The Toronto-based company said its net income was $485 million or 79 cents a share for the quarter ended Sept. 30, compared to year-earlier earnings of $495 million or 78 cents a share.
“Our third quarter results represent a healthy balance of growth, cost control and margin expansion, and double-digit increases in cash flow generation and cash returns to shareholders,” Nadir Mohamed, Rogers president and chief executive officer, said.
After adjustments, the company’s net income totalled $505 million or 82 cents a share, up from 73 cents a year earlier.
Analysts had expected adjusted profits of 54 cents per share.
Overall operating profit was up six per cent to $1.15 billion, from $1.08 billion a year ago.
The wireless division accounted for $846 million of adjusted operating profit, up 22 per cent from $693 million.
Mohamed said the most significant driver for good news on the wireless side was record high growth in wireless data revenues from smartphones like the Apple iPhone and BlackBerry products from Research in Motion (TSX:RIM).

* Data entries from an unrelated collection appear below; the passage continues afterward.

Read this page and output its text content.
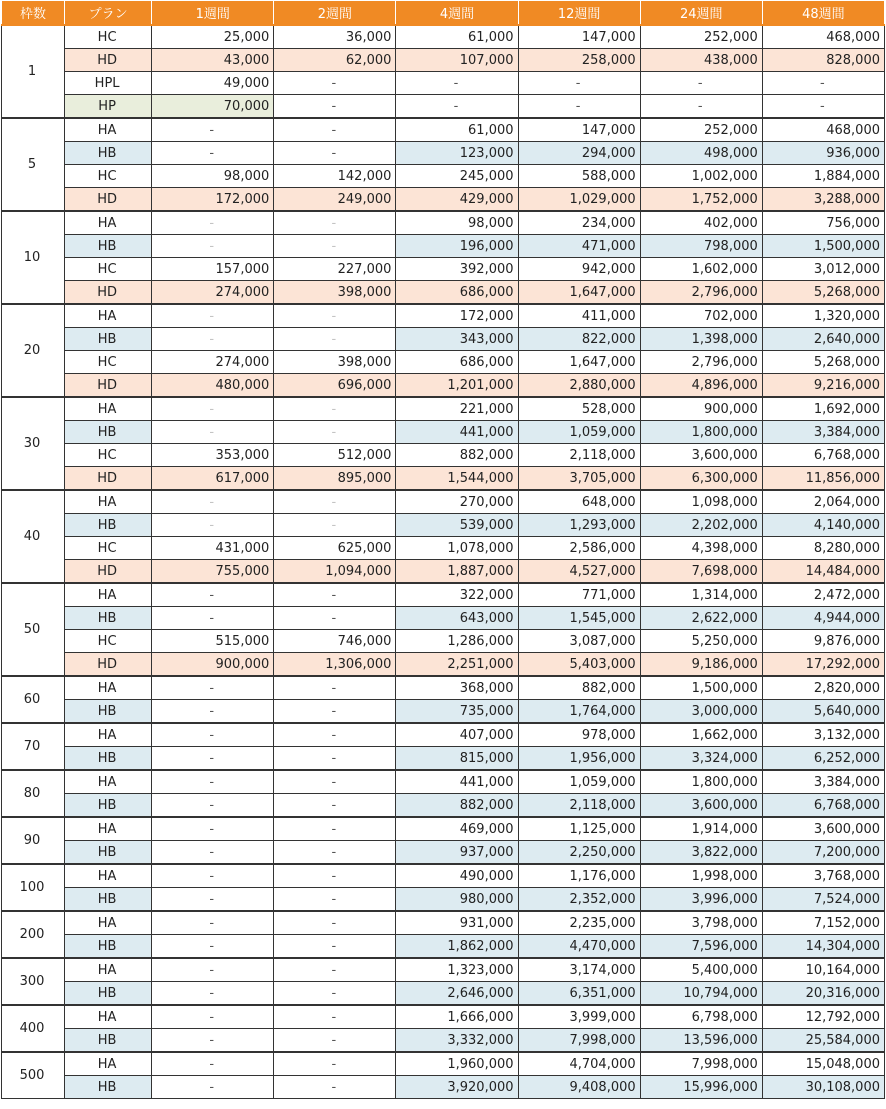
枠数	プラン	1週間	2週間	4週間	12週間	24週間	48週間
1	HC	25,000	36,000	61,000	147,000	252,000	468,000
	HD	43,000	62,000	107,000	258,000	438,000	828,000
	HPL	49,000	-	-	-	-	-
	HP	70,000	-	-	-	-	-
5	HA	-	-	61,000	147,000	252,000	468,000
	HB	-	-	123,000	294,000	498,000	936,000
	HC	98,000	142,000	245,000	588,000	1,002,000	1,884,000
	HD	172,000	249,000	429,000	1,029,000	1,752,000	3,288,000
10	HA	-	-	98,000	234,000	402,000	756,000
	HB	-	-	196,000	471,000	798,000	1,500,000
	HC	157,000	227,000	392,000	942,000	1,602,000	3,012,000
	HD	274,000	398,000	686,000	1,647,000	2,796,000	5,268,000
20	HA	-	-	172,000	411,000	702,000	1,320,000
	HB	-	-	343,000	822,000	1,398,000	2,640,000
	HC	274,000	398,000	686,000	1,647,000	2,796,000	5,268,000
	HD	480,000	696,000	1,201,000	2,880,000	4,896,000	9,216,000
30	HA	-	-	221,000	528,000	900,000	1,692,000
	HB	-	-	441,000	1,059,000	1,800,000	3,384,000
	HC	353,000	512,000	882,000	2,118,000	3,600,000	6,768,000
	HD	617,000	895,000	1,544,000	3,705,000	6,300,000	11,856,000
40	HA	-	-	270,000	648,000	1,098,000	2,064,000
	HB	-	-	539,000	1,293,000	2,202,000	4,140,000
	HC	431,000	625,000	1,078,000	2,586,000	4,398,000	8,280,000
	HD	755,000	1,094,000	1,887,000	4,527,000	7,698,000	14,484,000
50	HA	-	-	322,000	771,000	1,314,000	2,472,000
	HB	-	-	643,000	1,545,000	2,622,000	4,944,000
	HC	515,000	746,000	1,286,000	3,087,000	5,250,000	9,876,000
	HD	900,000	1,306,000	2,251,000	5,403,000	9,186,000	17,292,000
60	HA	-	-	368,000	882,000	1,500,000	2,820,000
	HB	-	-	735,000	1,764,000	3,000,000	5,640,000
70	HA	-	-	407,000	978,000	1,662,000	3,132,000
	HB	-	-	815,000	1,956,000	3,324,000	6,252,000
80	HA	-	-	441,000	1,059,000	1,800,000	3,384,000
	HB	-	-	882,000	2,118,000	3,600,000	6,768,000
90	HA	-	-	469,000	1,125,000	1,914,000	3,600,000
	HB	-	-	937,000	2,250,000	3,822,000	7,200,000
100	HA	-	-	490,000	1,176,000	1,998,000	3,768,000
	HB	-	-	980,000	2,352,000	3,996,000	7,524,000
200	HA	-	-	931,000	2,235,000	3,798,000	7,152,000
	HB	-	-	1,862,000	4,470,000	7,596,000	14,304,000
300	HA	-	-	1,323,000	3,174,000	5,400,000	10,164,000
	HB	-	-	2,646,000	6,351,000	10,794,000	20,316,000
400	HA	-	-	1,666,000	3,999,000	6,798,000	12,792,000
	HB	-	-	3,332,000	7,998,000	13,596,000	25,584,000
500	HA	-	-	1,960,000	4,704,000	7,998,000	15,048,000
	HB	-	-	3,920,000	9,408,000	15,996,000	30,108,000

Data represented about 23 per cent of total wireless revenue.
“This represents the strong success of the smartphone investments we’ve made,” Mohamed said.
The company did, however, see a drop in its roaming and out-of-pocket services which it attributed to a weak economy and higher unemployment rates.
There were also fewer hardware upgrades to the amount of Apple’s iPhones purchased which led to slower wireless equipment sales for the quarter.
Next month will mark the end of the monopoly over the iPhone that Rogers held in Canada as the only carrier using the GSM wireless technology.
However, Rogers said it will continue trying to expand its data market, which in turn will lead to further expanding wireless revenues.
The company’s overall cable division showed a three per cent increase in adjusted operating profit, which rose to $329 million from $318 million a year ago, while media division’s adjusted operating profit fell to $36 million from $43 million.
Rogers said the declines in its media side were a result of a drop in ads and consumer discretionary spending, a trend which has spilled over from mid 2008.
However, the company said a pickup in sales from its shopping specialty channel is an encouraging sign for the future.
Operating revenue at Rogers Wireless rose by two per cent to $1.76 billion, while revenue from the cable division grew by three per cent to $989 million and media revenue fell by six per cent to $364 million from $386 million.
On the cable side, Rogers said increased competition and harsh economic conditions resulted in lower net additions of cable products this quarter compared to previous years.
The cable division has consequently implemented cost reduction and efficiency improvement initiatives to keep operating costs down.
However, Rogers said an increased demand for digital content, high-definition television and personal video recorder equipment led to growth in its digital cable subscriber base during the quarter.
“Overall we continue to be in a very strong position financially,” said chief financial officer Bill Linton.
Internally, a reorganization of the company’s top-level employees and an integration of marketing, sales and services divisions also contributed to streamlined operations that helped cut costs.
Linton said the company recorded $11 million in integration and restructuring expenses during the quarter, most of which went towards severance payments associated with the reorganization of the company’s communications group.
“We expect to record additional below-the-line integration and restructuring expenses in the fourth quarter this year,” Linton said.
While it currently is focusing on small business operations with its Rogers Business Solutions unit, part of the Cable division, Rogers said it is willing to discuss the potential of a partnership with Shaw Communications or any other corporation if it benefits customers and reduces capital.
In trading on th TSX, Rogers B stock closed at $30.46, up $1.56 or 5.4 per cent.